Few very important points to consider while
choosing a forex broker:
Low spreads: Forex brokers do not
charge commission but they make money by offering different kinds of spread
structures. That is, the brokerage charges are included in the spread offered
by the broker. Higher the spread, higher the brokerage will be. So while
choosing a forex broker, traders should consider the ones offering low spreads.
Exclusive Tools: Traders need
trading platforms for trading, which is offered by the broker. The trading
platforms should be providing real time news and data. Some of the brokers also
provide technical and fundamental research required for trading. Traders should
make sure that the brokers are providing cutting edge technology for trading.
Quality Institution: Forex brokers
are usually associated with large financial and lending institutions because of
the large amount of capital requirements as they need to provide high leverage
to their clients. The broker should also be registered with FCM (Futures
Commission Merchant) and CFTC (Commodity Futures Trading Commission). So
traders should confirm that the broker is registered with FCM and CFTC and is
backed by sound and reliable institutions.
Wide range of leverage options:
Price fluctuations are very small (fractions of a cent) in forex markets so
leveraging is necessary for trading. Leverage is the ratio between the capital
available for trading and the actual capital. A leverage of 100:1 means that
for $1 invested the broker would lend you $100 for trading. Lower leverage
means low risk but at the same time the profits will be low and vice versa.

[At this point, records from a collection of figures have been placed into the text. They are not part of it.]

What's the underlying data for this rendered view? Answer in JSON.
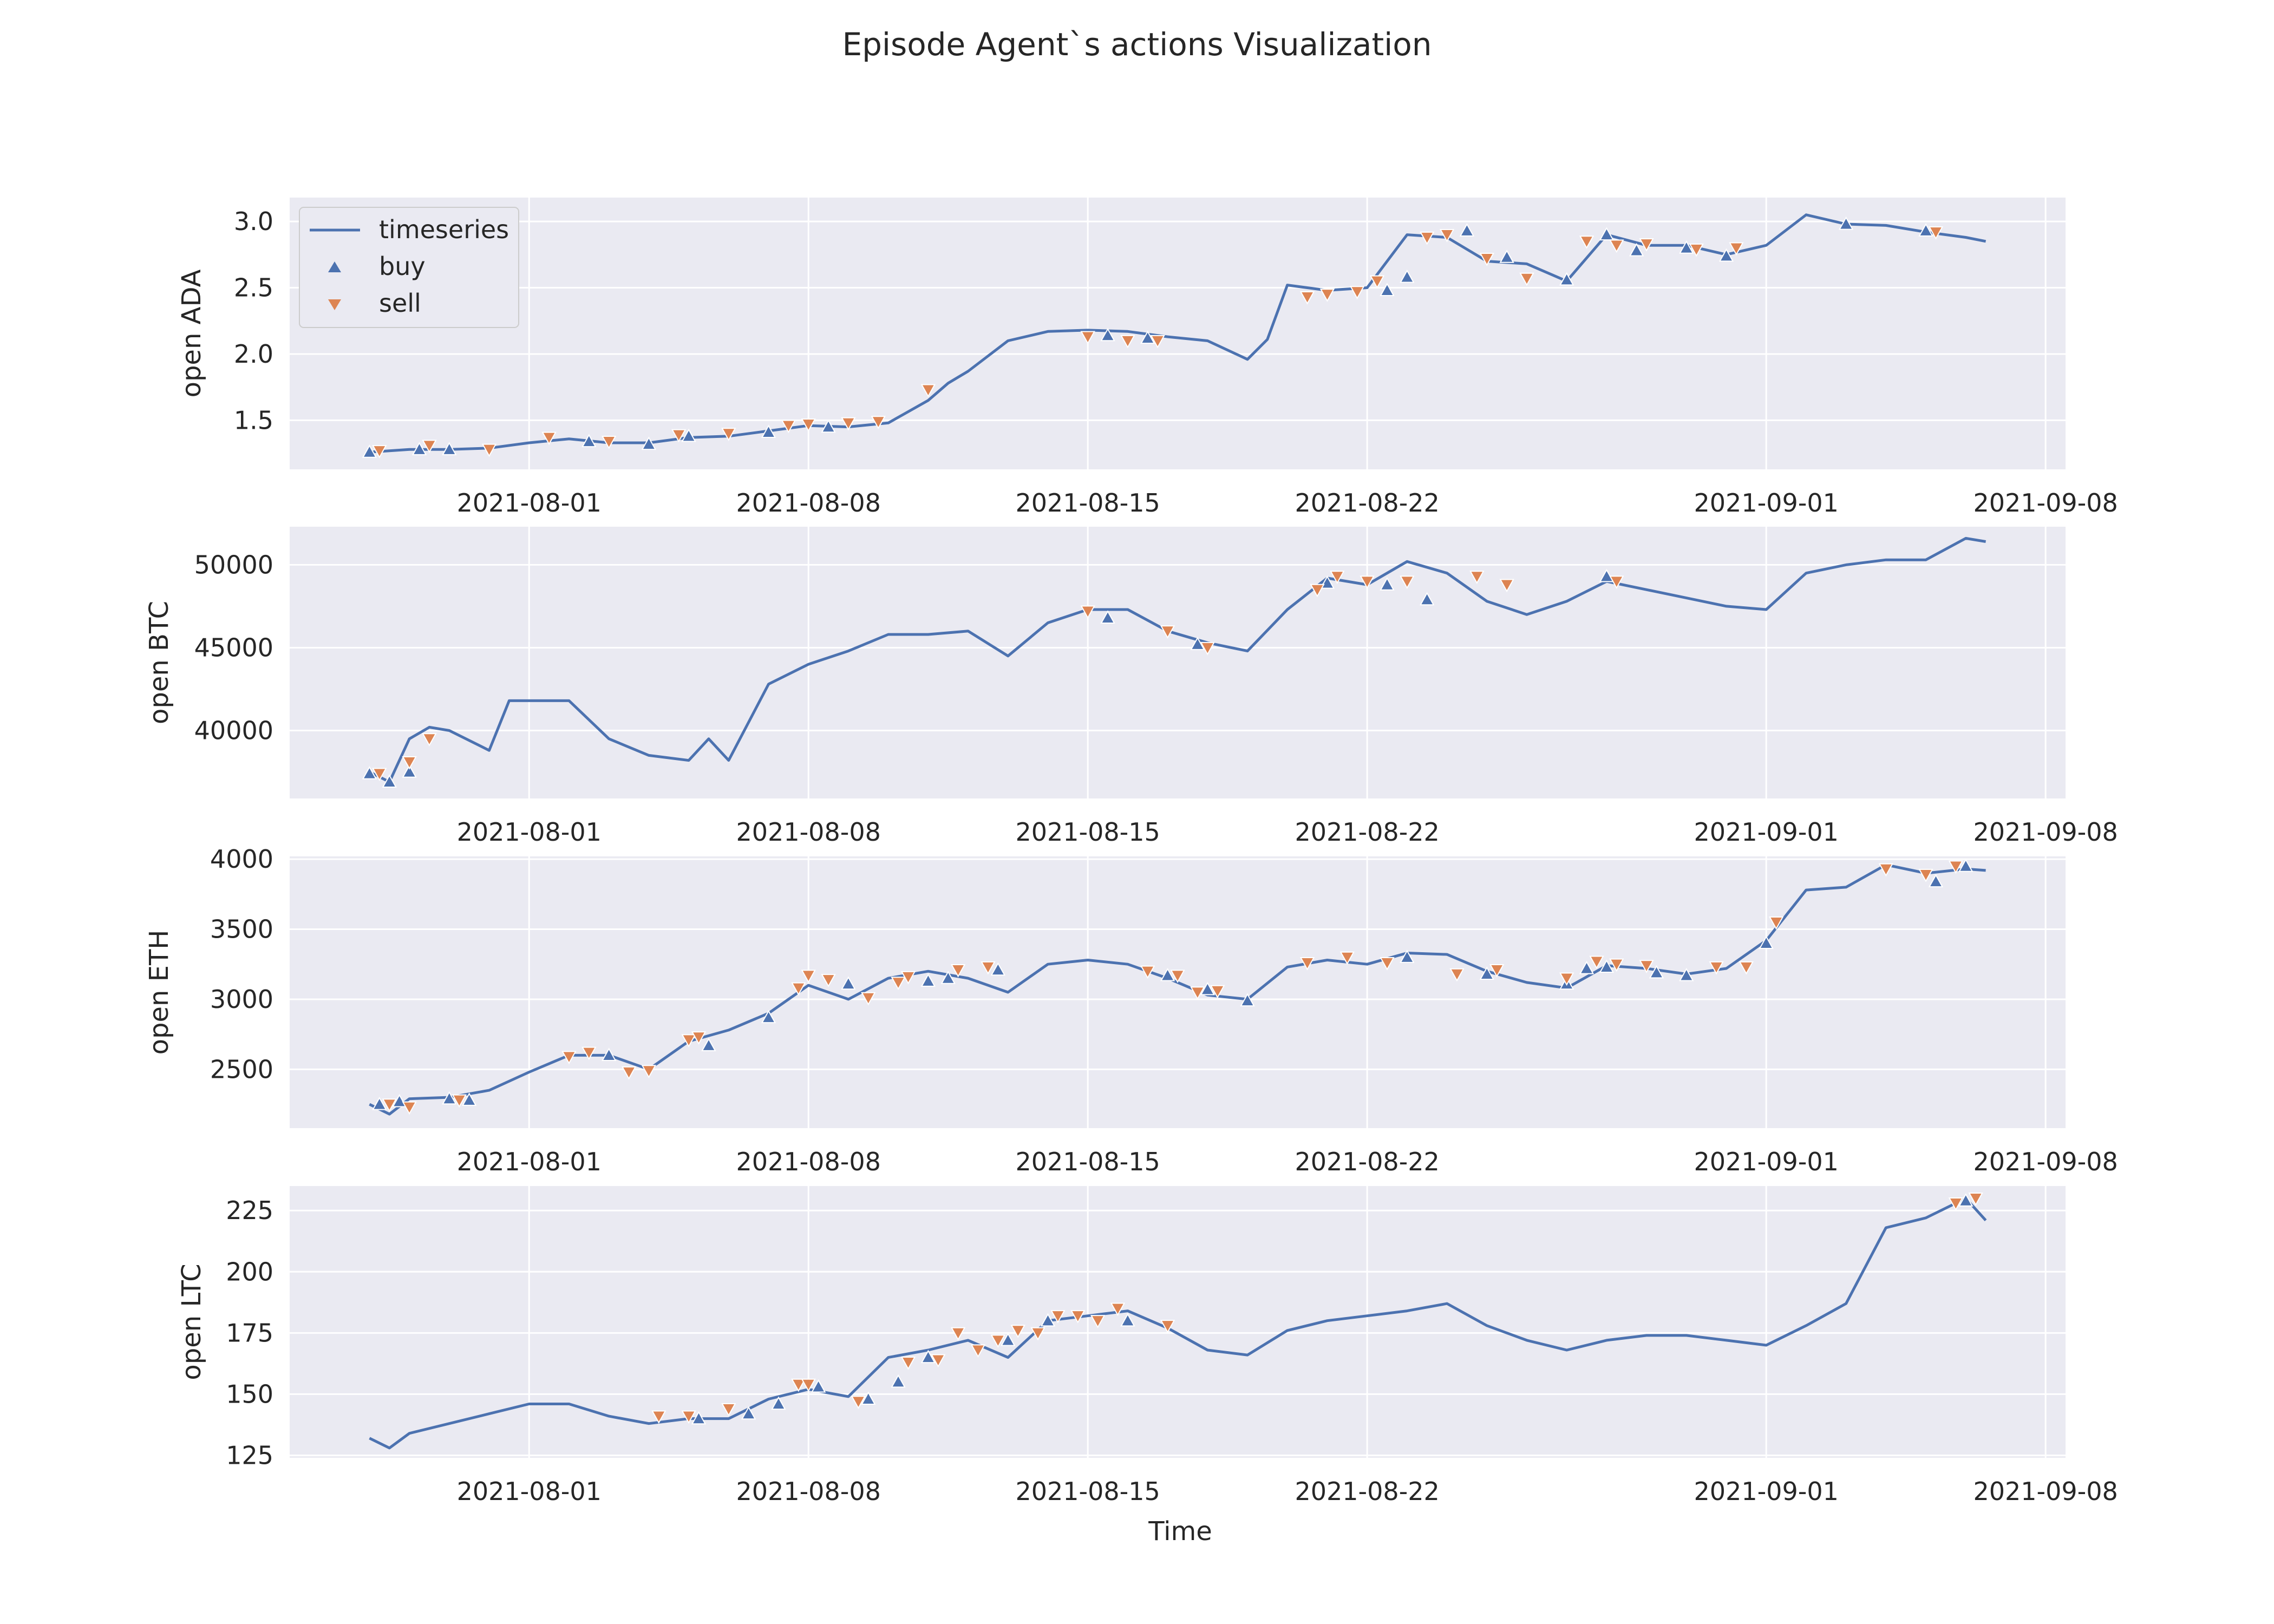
{
  "title": "Episode Agent`s actions Visualization",
  "x_axis_label": "Time",
  "colors": {
    "series": "#4c72b0",
    "buy": "#4c72b0",
    "sell": "#dd8452",
    "plot_bg": "#eaeaf2",
    "grid": "#ffffff"
  },
  "legend": {
    "position": "top-left",
    "entries": [
      "timeseries",
      "buy",
      "sell"
    ]
  },
  "chart_data": [
    {
      "type": "line",
      "ylabel": "open ADA",
      "x_ticks": [
        "2021-08-01",
        "2021-08-08",
        "2021-08-15",
        "2021-08-22",
        "2021-09-01",
        "2021-09-08"
      ],
      "y_ticks": [
        "1.5",
        "2.0",
        "2.5",
        "3.0"
      ],
      "xlim": [
        "2021-07-26",
        "2021-09-08T12:00"
      ],
      "ylim": [
        1.13,
        3.18
      ],
      "grid": true,
      "series": [
        {
          "name": "timeseries",
          "x": [
            "2021-07-28",
            "2021-07-29",
            "2021-07-30",
            "2021-07-31",
            "2021-08-01",
            "2021-08-02",
            "2021-08-03",
            "2021-08-04",
            "2021-08-05",
            "2021-08-06",
            "2021-08-07",
            "2021-08-08",
            "2021-08-09",
            "2021-08-10",
            "2021-08-11",
            "2021-08-11T12:00",
            "2021-08-12",
            "2021-08-13",
            "2021-08-14",
            "2021-08-15",
            "2021-08-16",
            "2021-08-17",
            "2021-08-18",
            "2021-08-19",
            "2021-08-19T12:00",
            "2021-08-20",
            "2021-08-21",
            "2021-08-22",
            "2021-08-23",
            "2021-08-24",
            "2021-08-25",
            "2021-08-26",
            "2021-08-27",
            "2021-08-28",
            "2021-08-29",
            "2021-08-30",
            "2021-08-31",
            "2021-09-01",
            "2021-09-02",
            "2021-09-03",
            "2021-09-04",
            "2021-09-05",
            "2021-09-06",
            "2021-09-06T12:00"
          ],
          "values": [
            1.26,
            1.28,
            1.28,
            1.29,
            1.33,
            1.36,
            1.33,
            1.33,
            1.37,
            1.38,
            1.42,
            1.46,
            1.45,
            1.48,
            1.65,
            1.78,
            1.87,
            2.1,
            2.17,
            2.18,
            2.17,
            2.13,
            2.1,
            1.96,
            2.11,
            2.52,
            2.48,
            2.5,
            2.9,
            2.88,
            2.7,
            2.68,
            2.55,
            2.9,
            2.82,
            2.82,
            2.75,
            2.82,
            3.05,
            2.98,
            2.97,
            2.92,
            2.88,
            2.85
          ]
        }
      ],
      "buy": {
        "x": [
          "2021-07-28",
          "2021-07-29T06:00",
          "2021-07-30",
          "2021-08-02T12:00",
          "2021-08-04",
          "2021-08-05",
          "2021-08-07",
          "2021-08-08T12:00",
          "2021-08-15T12:00",
          "2021-08-16T12:00",
          "2021-08-22T12:00",
          "2021-08-23",
          "2021-08-24T12:00",
          "2021-08-25T12:00",
          "2021-08-27",
          "2021-08-28",
          "2021-08-28T18:00",
          "2021-08-30",
          "2021-08-31",
          "2021-09-03",
          "2021-09-05"
        ],
        "values": [
          1.26,
          1.28,
          1.28,
          1.34,
          1.32,
          1.38,
          1.41,
          1.45,
          2.14,
          2.12,
          2.48,
          2.58,
          2.93,
          2.73,
          2.56,
          2.9,
          2.78,
          2.8,
          2.74,
          2.98,
          2.93
        ]
      },
      "sell": {
        "x": [
          "2021-07-28T06:00",
          "2021-07-29T12:00",
          "2021-07-31",
          "2021-08-01T12:00",
          "2021-08-03",
          "2021-08-04T18:00",
          "2021-08-06",
          "2021-08-07T12:00",
          "2021-08-08",
          "2021-08-09",
          "2021-08-09T18:00",
          "2021-08-11",
          "2021-08-15",
          "2021-08-16",
          "2021-08-16T18:00",
          "2021-08-20T12:00",
          "2021-08-21",
          "2021-08-21T18:00",
          "2021-08-22T06:00",
          "2021-08-23T12:00",
          "2021-08-24",
          "2021-08-25",
          "2021-08-26",
          "2021-08-27T12:00",
          "2021-08-28T06:00",
          "2021-08-29",
          "2021-08-30T06:00",
          "2021-08-31T06:00",
          "2021-09-05T06:00"
        ],
        "values": [
          1.27,
          1.31,
          1.28,
          1.37,
          1.34,
          1.39,
          1.4,
          1.46,
          1.47,
          1.48,
          1.49,
          1.73,
          2.13,
          2.1,
          2.1,
          2.43,
          2.45,
          2.47,
          2.55,
          2.88,
          2.9,
          2.72,
          2.57,
          2.85,
          2.82,
          2.83,
          2.79,
          2.8,
          2.92
        ]
      }
    },
    {
      "type": "line",
      "ylabel": "open BTC",
      "x_ticks": [
        "2021-08-01",
        "2021-08-08",
        "2021-08-15",
        "2021-08-22",
        "2021-09-01",
        "2021-09-08"
      ],
      "y_ticks": [
        "40000",
        "45000",
        "50000"
      ],
      "xlim": [
        "2021-07-26",
        "2021-09-08T12:00"
      ],
      "ylim": [
        35900,
        52300
      ],
      "grid": true,
      "series": [
        {
          "name": "timeseries",
          "x": [
            "2021-07-28",
            "2021-07-28T12:00",
            "2021-07-29",
            "2021-07-29T12:00",
            "2021-07-30",
            "2021-07-31",
            "2021-07-31T12:00",
            "2021-08-01",
            "2021-08-02",
            "2021-08-03",
            "2021-08-04",
            "2021-08-05",
            "2021-08-05T12:00",
            "2021-08-06",
            "2021-08-07",
            "2021-08-08",
            "2021-08-09",
            "2021-08-10",
            "2021-08-11",
            "2021-08-12",
            "2021-08-13",
            "2021-08-14",
            "2021-08-15",
            "2021-08-16",
            "2021-08-17",
            "2021-08-18",
            "2021-08-19",
            "2021-08-20",
            "2021-08-21",
            "2021-08-22",
            "2021-08-23",
            "2021-08-24",
            "2021-08-25",
            "2021-08-26",
            "2021-08-27",
            "2021-08-28",
            "2021-08-29",
            "2021-08-30",
            "2021-08-31",
            "2021-09-01",
            "2021-09-02",
            "2021-09-03",
            "2021-09-04",
            "2021-09-05",
            "2021-09-06",
            "2021-09-06T12:00"
          ],
          "values": [
            37500,
            36900,
            39500,
            40200,
            40000,
            38800,
            41800,
            41800,
            41800,
            39500,
            38500,
            38200,
            39500,
            38200,
            42800,
            44000,
            44800,
            45800,
            45800,
            46000,
            44500,
            46500,
            47300,
            47300,
            46000,
            45300,
            44800,
            47300,
            49200,
            48800,
            50200,
            49500,
            47800,
            47000,
            47800,
            49000,
            48500,
            48000,
            47500,
            47300,
            49500,
            50000,
            50300,
            50300,
            51600,
            51400
          ]
        }
      ],
      "buy": {
        "x": [
          "2021-07-28",
          "2021-07-28T12:00",
          "2021-07-29",
          "2021-08-15T12:00",
          "2021-08-17T18:00",
          "2021-08-21",
          "2021-08-22T12:00",
          "2021-08-23T12:00",
          "2021-08-28"
        ],
        "values": [
          37400,
          36900,
          37500,
          46800,
          45200,
          48900,
          48800,
          47900,
          49300
        ]
      },
      "sell": {
        "x": [
          "2021-07-28T06:00",
          "2021-07-29",
          "2021-07-29T12:00",
          "2021-08-15",
          "2021-08-17",
          "2021-08-18",
          "2021-08-20T18:00",
          "2021-08-21T06:00",
          "2021-08-22",
          "2021-08-23",
          "2021-08-24T18:00",
          "2021-08-25T12:00",
          "2021-08-28T06:00"
        ],
        "values": [
          37400,
          38100,
          39500,
          47200,
          46000,
          45000,
          48500,
          49300,
          49000,
          49000,
          49300,
          48800,
          49000
        ]
      }
    },
    {
      "type": "line",
      "ylabel": "open ETH",
      "x_ticks": [
        "2021-08-01",
        "2021-08-08",
        "2021-08-15",
        "2021-08-22",
        "2021-09-01",
        "2021-09-08"
      ],
      "y_ticks": [
        "2500",
        "3000",
        "3500",
        "4000"
      ],
      "xlim": [
        "2021-07-26",
        "2021-09-08T12:00"
      ],
      "ylim": [
        2080,
        4020
      ],
      "grid": true,
      "series": [
        {
          "name": "timeseries",
          "x": [
            "2021-07-28",
            "2021-07-28T12:00",
            "2021-07-29",
            "2021-07-30",
            "2021-07-31",
            "2021-08-01",
            "2021-08-02",
            "2021-08-03",
            "2021-08-04",
            "2021-08-05",
            "2021-08-06",
            "2021-08-07",
            "2021-08-08",
            "2021-08-09",
            "2021-08-10",
            "2021-08-11",
            "2021-08-12",
            "2021-08-13",
            "2021-08-14",
            "2021-08-15",
            "2021-08-16",
            "2021-08-17",
            "2021-08-18",
            "2021-08-19",
            "2021-08-20",
            "2021-08-21",
            "2021-08-22",
            "2021-08-23",
            "2021-08-24",
            "2021-08-25",
            "2021-08-26",
            "2021-08-27",
            "2021-08-28",
            "2021-08-29",
            "2021-08-30",
            "2021-08-31",
            "2021-09-01",
            "2021-09-02",
            "2021-09-03",
            "2021-09-04",
            "2021-09-05",
            "2021-09-06",
            "2021-09-06T12:00"
          ],
          "values": [
            2250,
            2180,
            2290,
            2300,
            2350,
            2480,
            2600,
            2600,
            2500,
            2700,
            2780,
            2900,
            3100,
            3000,
            3150,
            3200,
            3150,
            3050,
            3250,
            3280,
            3250,
            3150,
            3030,
            3000,
            3230,
            3280,
            3250,
            3330,
            3320,
            3200,
            3120,
            3080,
            3240,
            3220,
            3180,
            3220,
            3420,
            3780,
            3800,
            3960,
            3900,
            3930,
            3920
          ]
        }
      ],
      "buy": {
        "x": [
          "2021-07-28T06:00",
          "2021-07-28T18:00",
          "2021-07-30",
          "2021-07-30T12:00",
          "2021-08-03",
          "2021-08-05T12:00",
          "2021-08-07",
          "2021-08-09",
          "2021-08-11",
          "2021-08-11T12:00",
          "2021-08-12T18:00",
          "2021-08-17",
          "2021-08-18",
          "2021-08-19",
          "2021-08-23",
          "2021-08-25",
          "2021-08-27",
          "2021-08-27T12:00",
          "2021-08-28",
          "2021-08-29T06:00",
          "2021-08-30",
          "2021-09-01",
          "2021-09-05T06:00",
          "2021-09-06"
        ],
        "values": [
          2250,
          2270,
          2290,
          2280,
          2600,
          2670,
          2870,
          3110,
          3130,
          3150,
          3210,
          3170,
          3070,
          2990,
          3300,
          3180,
          3110,
          3220,
          3230,
          3190,
          3170,
          3400,
          3840,
          3950
        ]
      },
      "sell": {
        "x": [
          "2021-07-28T12:00",
          "2021-07-29",
          "2021-07-30T06:00",
          "2021-08-02",
          "2021-08-02T12:00",
          "2021-08-03T12:00",
          "2021-08-04",
          "2021-08-05",
          "2021-08-05T06:00",
          "2021-08-07T18:00",
          "2021-08-08",
          "2021-08-08T12:00",
          "2021-08-09T12:00",
          "2021-08-10T06:00",
          "2021-08-10T12:00",
          "2021-08-11T18:00",
          "2021-08-12T12:00",
          "2021-08-16T12:00",
          "2021-08-17T06:00",
          "2021-08-17T18:00",
          "2021-08-18T06:00",
          "2021-08-20T12:00",
          "2021-08-21T12:00",
          "2021-08-22T12:00",
          "2021-08-24T06:00",
          "2021-08-25T06:00",
          "2021-08-27",
          "2021-08-27T18:00",
          "2021-08-28T06:00",
          "2021-08-29",
          "2021-08-30T18:00",
          "2021-08-31T12:00",
          "2021-09-01T06:00",
          "2021-09-04",
          "2021-09-05",
          "2021-09-05T18:00"
        ],
        "values": [
          2250,
          2230,
          2280,
          2590,
          2620,
          2480,
          2490,
          2710,
          2730,
          3080,
          3170,
          3140,
          3010,
          3120,
          3160,
          3210,
          3230,
          3200,
          3170,
          3050,
          3060,
          3260,
          3300,
          3260,
          3180,
          3210,
          3150,
          3270,
          3250,
          3240,
          3230,
          3230,
          3550,
          3930,
          3890,
          3950
        ]
      }
    },
    {
      "type": "line",
      "ylabel": "open LTC",
      "x_ticks": [
        "2021-08-01",
        "2021-08-08",
        "2021-08-15",
        "2021-08-22",
        "2021-09-01",
        "2021-09-08"
      ],
      "y_ticks": [
        "125",
        "150",
        "175",
        "200",
        "225"
      ],
      "xlim": [
        "2021-07-26",
        "2021-09-08T12:00"
      ],
      "ylim": [
        124,
        235
      ],
      "grid": true,
      "series": [
        {
          "name": "timeseries",
          "x": [
            "2021-07-28",
            "2021-07-28T12:00",
            "2021-07-29",
            "2021-07-30",
            "2021-07-31",
            "2021-08-01",
            "2021-08-02",
            "2021-08-03",
            "2021-08-04",
            "2021-08-05",
            "2021-08-06",
            "2021-08-07",
            "2021-08-08",
            "2021-08-09",
            "2021-08-10",
            "2021-08-11",
            "2021-08-12",
            "2021-08-13",
            "2021-08-14",
            "2021-08-15",
            "2021-08-16",
            "2021-08-17",
            "2021-08-18",
            "2021-08-19",
            "2021-08-20",
            "2021-08-21",
            "2021-08-22",
            "2021-08-23",
            "2021-08-24",
            "2021-08-25",
            "2021-08-26",
            "2021-08-27",
            "2021-08-28",
            "2021-08-29",
            "2021-08-30",
            "2021-08-31",
            "2021-09-01",
            "2021-09-02",
            "2021-09-03",
            "2021-09-04",
            "2021-09-05",
            "2021-09-06",
            "2021-09-06T12:00"
          ],
          "values": [
            132,
            128,
            134,
            138,
            142,
            146,
            146,
            141,
            138,
            140,
            140,
            148,
            152,
            149,
            165,
            168,
            172,
            165,
            180,
            182,
            184,
            177,
            168,
            166,
            176,
            180,
            182,
            184,
            187,
            178,
            172,
            168,
            172,
            174,
            174,
            172,
            170,
            178,
            187,
            218,
            222,
            230,
            221
          ]
        }
      ],
      "buy": {
        "x": [
          "2021-08-05T06:00",
          "2021-08-06T12:00",
          "2021-08-07T06:00",
          "2021-08-08T06:00",
          "2021-08-09T12:00",
          "2021-08-10T06:00",
          "2021-08-11",
          "2021-08-13",
          "2021-08-14",
          "2021-08-16",
          "2021-09-06"
        ],
        "values": [
          140,
          142,
          146,
          153,
          148,
          155,
          165,
          172,
          180,
          180,
          229
        ]
      },
      "sell": {
        "x": [
          "2021-08-04T06:00",
          "2021-08-05",
          "2021-08-06",
          "2021-08-07T18:00",
          "2021-08-08",
          "2021-08-09T06:00",
          "2021-08-10T12:00",
          "2021-08-11T06:00",
          "2021-08-11T18:00",
          "2021-08-12T06:00",
          "2021-08-12T18:00",
          "2021-08-13T06:00",
          "2021-08-13T18:00",
          "2021-08-14T06:00",
          "2021-08-14T18:00",
          "2021-08-15T06:00",
          "2021-08-15T18:00",
          "2021-08-17",
          "2021-09-05T18:00",
          "2021-09-06T06:00"
        ],
        "values": [
          141,
          141,
          144,
          154,
          154,
          147,
          163,
          164,
          175,
          168,
          172,
          176,
          175,
          182,
          182,
          180,
          185,
          178,
          228,
          230
        ]
      }
    }
  ]
}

Some brokers provide leverage up to 400:1 to their clients. Traders should
choose the brokers providing higher leverage. Sometimes low leverage may also
be preferable to the traders in highly volatile markets.
Withdrawal Options: Brokers have
different deposit and withdrawal options. Choosing a forex broker becomes
crucial when it comes to withdrawals. The broker should have fast withdrawal
methods without any delays. Otherwise it doesn’t make any sense when you are
not able to withdraw your profits when you really need it.
Currency Pairs Offered: The brokers
should be offering a wide range of currency pairs for trading so that the risk
can be diversified to the minimum possible level.
Customer Service: Since forex
markets are open 24 hours, a customer service representative should be
available online anytime. Also the quick availability of the help is also
important.
Account
types: Forex brokers offer different types of trading accounts depending upon
the spread offered, leveraging options and the minimum amount of deposits
required for each account type. The traders should choose the brokers such that
combination of spreads, leverage, technologies etc. suits them the best.